Er is in vier eeuwen veel gebeurd: koninkrijken kwamen en gingen, opstanden stonden en vielen, ideeën bloeiden en verwelkten; wat bleef was de morele rechtvaardiging voor een revolte als die van 1568. Een revolte die door elke Europeaan – mutatis mutandis – werd onderschreven. Zelfbeschikking en culturele identiteit waren de bepalende factoren voor het welzijn en de stabiliteit van een natie. Maar precies vier eeuwen later, met de studentenopstand van 1968 en de nakomende machtsovername door de soixante-huitards, veranderde dat inzicht radicaal.
Volk, eenheid en natie werden tot besmette begrippen verklaard en in weerwil van de Pax Europea die in West-Europa dankzij economische vervlechting, groeiende welvaart en transparante communicatie de facto heerste, werd gewaarschuwd voor oorlog. Een oorlog die alleen voorkomen kon worden door troebele, onnatuurlijke hippie-idealen tot staatsgeloof te verheffen. En zo werden alle Europeanen gedwongen tot geveinsd broederschap, tot ijdele solidariteit en tot overgave aan ‘de Brusselse idealen’. Waar Caesar, Napoleon en Hitler nog een leger nodig hadden om hun denkbeelden op te leggen, daar stichtten de soixante-huitards hun Vierde Rijk in mist en heimelijkheid door onderduims en zonder mandaat verdrag op verdrag te stapelen.
Men tekende om een papieren oorlog te voorkomen en een papieren vrede te borgen. Men tekende om de papieren economie te steunen en het papieren Europa uit te breiden. Men tekende om ‘ongelovigen’ uit te nodigen en tot broeders te verklaren, men tekende om zeggenschap over te dragen en om belastingen te heffen. Men tekende en men tekende tout entre-nous. Het Europa van ‘Maastricht’ is niets dan een Babylonische bundel papier; een papieren Europa, een droom, een nachtmerrie en een slechte trip die onafwendbaar zal eindigen in een papierloze opstand.

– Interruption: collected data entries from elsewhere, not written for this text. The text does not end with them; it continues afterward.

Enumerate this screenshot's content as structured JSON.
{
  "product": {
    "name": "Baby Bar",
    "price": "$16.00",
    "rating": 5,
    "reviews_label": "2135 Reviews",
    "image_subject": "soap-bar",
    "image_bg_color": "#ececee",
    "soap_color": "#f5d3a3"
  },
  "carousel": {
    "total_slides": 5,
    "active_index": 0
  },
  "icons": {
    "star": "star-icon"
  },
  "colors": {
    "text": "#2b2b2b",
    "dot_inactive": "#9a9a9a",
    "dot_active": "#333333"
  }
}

Het enige echte aan dit Europa zijn de astronomische kosten. Er wordt belasting geheven door gemeenten, waterschappen, provincies, landelijke overheid en het is onvermijdelijk dat daar nog een supranationale heffing voor het Vierde Rijk bij zal komen. We betalen BTW, leges en accijnzen in de vaste wetenschap dat het nooit genoeg zal zijn. In sommige Europese landen wordt nu al het BNP voor zestig procent of meer bepaald door overheidsuitgaven. Uitgaven afkomstig uit heffingen op arbeid en productie van burgers en bedrijfsleven. Heffingen noodzakelijk om de doldwaze idealen van een kader- en mateloze elite te bekostigen. Een elite die slechts gestopt kan worden door opstand of een radicale inperking van hun middelen:
want gheeft men dick van thienen één
daer blijft ten lesten één noch gheen
wol mag een herder stillen
dees wolf is met wol noch melck tevreen
hij wil de schaepkens villen
(Uit het Geuzenliedboek van 1581: “Den Thienden Penninck”)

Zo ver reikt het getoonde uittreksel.